Figure-1: Comparison of the initial ECG in the ED ( = ECG #1) — with the follow-up ECG done the next day ( = ECG #2).

The Important Clinical Point:

Prior to working with Dr. Stephen Smith — the concept of Terminal QRS Distortion (T-QRS-D) was unknown to me. It’s a beautiful concept that on occasion may provide invaluable assistance for distinguishing between early repolarization vs acute OMI. The 3 ECGs shown above by Dr. Smith in today's case add insight to what is, and what isn’t T-QRS-D.
  • T-QRS-— is defined as the absence of both J-wave and an S-wave in either lead V2 or lead V3 (and sometimes lead V4). Although simple to define — it’s taken me a bit of practice to become comfortable and confident in its recognition.
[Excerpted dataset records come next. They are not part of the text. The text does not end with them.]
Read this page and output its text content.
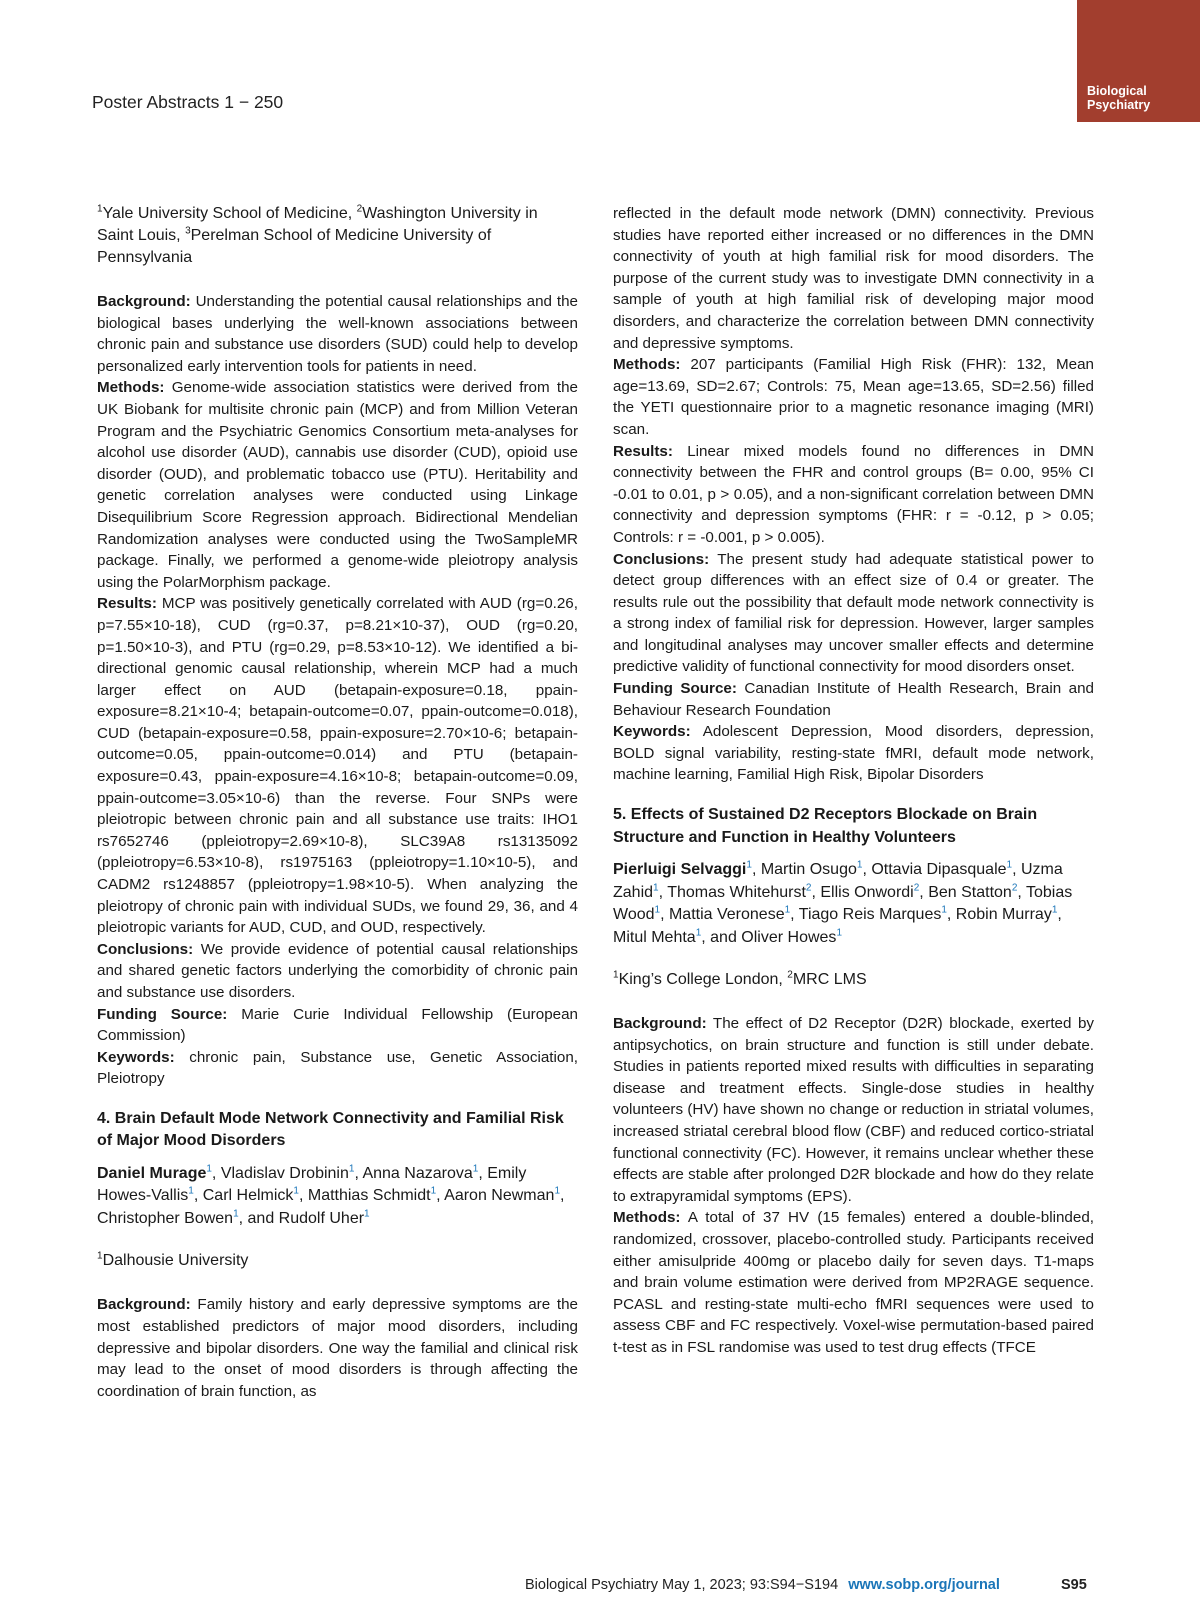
Biological
Psychiatry
Poster Abstracts 1 − 250

$^1$Yale University School of Medicine, $^2$Washington University in Saint Louis, $^3$Perelman School of Medicine University of Pennsylvania

Background: Understanding the potential causal relationships and the biological bases underlying the well-known associations between chronic pain and substance use disorders (SUD) could help to develop personalized early intervention tools for patients in need.

Methods: Genome-wide association statistics were derived from the UK Biobank for multisite chronic pain (MCP) and from Million Veteran Program and the Psychiatric Genomics Consortium meta-analyses for alcohol use disorder (AUD), cannabis use disorder (CUD), opioid use disorder (OUD), and problematic tobacco use (PTU). Heritability and genetic correlation analyses were conducted using Linkage Disequilibrium Score Regression approach. Bidirectional Mendelian Randomization analyses were conducted using the TwoSampleMR package. Finally, we performed a genome-wide pleiotropy analysis using the PolarMorphism package.

Results: MCP was positively genetically correlated with AUD (rg=0.26, p=7.55×10-18), CUD (rg=0.37, p=8.21×10-37), OUD (rg=0.20, p=1.50×10-3), and PTU (rg=0.29, p=8.53×10-12). We identified a bi-directional genomic causal relationship, wherein MCP had a much larger effect on AUD (betapain-exposure=0.18, ppain-exposure=8.21×10-4; betapain-outcome=0.07, ppain-outcome=0.018), CUD (betapain-exposure=0.58, ppain-exposure=2.70×10-6; betapain-outcome=0.05, ppain-outcome=0.014) and PTU (betapain-exposure=0.43, ppain-exposure=4.16×10-8; betapain-outcome=0.09, ppain-outcome=3.05×10-6) than the reverse. Four SNPs were pleiotropic between chronic pain and all substance use traits: IHO1 rs7652746 (ppleiotropy=2.69×10-8), SLC39A8 rs13135092 (ppleiotropy=6.53×10-8), rs1975163 (ppleiotropy=1.10×10-5), and CADM2 rs1248857 (ppleiotropy=1.98×10-5). When analyzing the pleiotropy of chronic pain with individual SUDs, we found 29, 36, and 4 pleiotropic variants for AUD, CUD, and OUD, respectively.

Conclusions: We provide evidence of potential causal relationships and shared genetic factors underlying the comorbidity of chronic pain and substance use disorders.

Funding Source: Marie Curie Individual Fellowship (European Commission)

Keywords: chronic pain, Substance use, Genetic Association, Pleiotropy

4. Brain Default Mode Network Connectivity and Familial Risk of Major Mood Disorders

Daniel Murage$^1$, Vladislav Drobinin$^1$, Anna Nazarova$^1$, Emily Howes-Vallis$^1$, Carl Helmick$^1$, Matthias Schmidt$^1$, Aaron Newman$^1$, Christopher Bowen$^1$, and Rudolf Uher$^1$

$^1$Dalhousie University

Background: Family history and early depressive symptoms are the most established predictors of major mood disorders, including depressive and bipolar disorders. One way the familial and clinical risk may lead to the onset of mood disorders is through affecting the coordination of brain function, as

reflected in the default mode network (DMN) connectivity. Previous studies have reported either increased or no differences in the DMN connectivity of youth at high familial risk for mood disorders. The purpose of the current study was to investigate DMN connectivity in a sample of youth at high familial risk of developing major mood disorders, and characterize the correlation between DMN connectivity and depressive symptoms.

Methods: 207 participants (Familial High Risk (FHR): 132, Mean age=13.69, SD=2.67; Controls: 75, Mean age=13.65, SD=2.56) filled the YETI questionnaire prior to a magnetic resonance imaging (MRI) scan.

Results: Linear mixed models found no differences in DMN connectivity between the FHR and control groups (B= 0.00, 95% CI -0.01 to 0.01, p > 0.05), and a non-significant correlation between DMN connectivity and depression symptoms (FHR: r = -0.12, p > 0.05; Controls: r = -0.001, p > 0.005).

Conclusions: The present study had adequate statistical power to detect group differences with an effect size of 0.4 or greater. The results rule out the possibility that default mode network connectivity is a strong index of familial risk for depression. However, larger samples and longitudinal analyses may uncover smaller effects and determine predictive validity of functional connectivity for mood disorders onset.

Funding Source: Canadian Institute of Health Research, Brain and Behaviour Research Foundation

Keywords: Adolescent Depression, Mood disorders, depression, BOLD signal variability, resting-state fMRI, default mode network, machine learning, Familial High Risk, Bipolar Disorders

5. Effects of Sustained D2 Receptors Blockade on Brain Structure and Function in Healthy Volunteers

Pierluigi Selvaggi$^1$, Martin Osugo$^1$, Ottavia Dipasquale$^1$, Uzma Zahid$^1$, Thomas Whitehurst$^2$, Ellis Onwordi$^2$, Ben Statton$^2$, Tobias Wood$^1$, Mattia Veronese$^1$, Tiago Reis Marques$^1$, Robin Murray$^1$, Mitul Mehta$^1$, and Oliver Howes$^1$

$^1$King’s College London, $^2$MRC LMS

Background: The effect of D2 Receptor (D2R) blockade, exerted by antipsychotics, on brain structure and function is still under debate. Studies in patients reported mixed results with difficulties in separating disease and treatment effects. Single-dose studies in healthy volunteers (HV) have shown no change or reduction in striatal volumes, increased striatal cerebral blood flow (CBF) and reduced cortico-striatal functional connectivity (FC). However, it remains unclear whether these effects are stable after prolonged D2R blockade and how do they relate to extrapyramidal symptoms (EPS).

Methods: A total of 37 HV (15 females) entered a double-blinded, randomized, crossover, placebo-controlled study. Participants received either amisulpride 400mg or placebo daily for seven days. T1-maps and brain volume estimation were derived from MP2RAGE sequence. PCASL and resting-state multi-echo fMRI sequences were used to assess CBF and FC respectively. Voxel-wise permutation-based paired t-test as in FSL randomise was used to test drug effects (TFCE

Biological Psychiatry May 1, 2023; 93:S94−S194 www.sobp.org/journal	S95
There are an increasing number of other examples of what T-QRS-D is, and what it is not on Dr. Smith’s Blog. For easy reference — Consider these 2 links:

Figure-2: Comparison between ST elevation in lead V3 due to a repolarization variant (TOP — from the 4/27/2019 post) — vs acute OMI (BOTTOM — from the 9/20/2015 post), which manifests T-QRS-D (See text).

What About the ECGs shown in Today's Case?
To illustrate the difference between what T-QRS-D is and is not — I've put the 1st and 3rd tracings shown in today's case together in Figure-3.
  • ECG #1 ( = TOP tracing in Figure-3): As per Dr. Smith — the ST-T wave changes in this tracing strongly suggest a repolarization variant. In addition to prominent J-point notching in multiple leads (RED arrows in Figure-3) — there is normal R wave progression with ample QRS amplitude — no reciprocal ST depression — similar ST-T wave morphology in multiple leads (ie, lack of the localizing changes that are typically seen with acute infarction) — and, terminal QRS "slurring" (PINK arrows), that convey similar clinical implications as the prominent J-point notching. Lack of evolution on the repeat tracing done the next day (ECG #2) supported the conclusion that ECG #1 represents a repolarization variant, and is not indicative of an acute cardiac event.

  • ECG #3 ( = BOTTOM tracing in Figure-3) — was added to today's case by Dr. Smith to provide an example in which acute CO poisoning was accompanied by an obvious STEMI (The case discussed in detail in the December 9, 2019 post in Dr. Smith's ECG Blog). Note the BLUE arrows — which highlight obvious T-QRS-D, seen here in the 3 leads with the most ST elevation.

Take-Home POINT: Clearly — the diagnosis of acute LAD occlusion is readily evident in ECG #3 without need to identify T-QRS-D. But there will be occasional cases in which you may be uncertain if there is (or is not) an acute OMI — in which case, recognizing T-QRS-D may instantly confirm your suspicion of the need for prompt cath.

Figure-3: Comparison of ECG #1 and ECG #3 from today's case to illustrate what is — and what is not T-QRS-D (See text).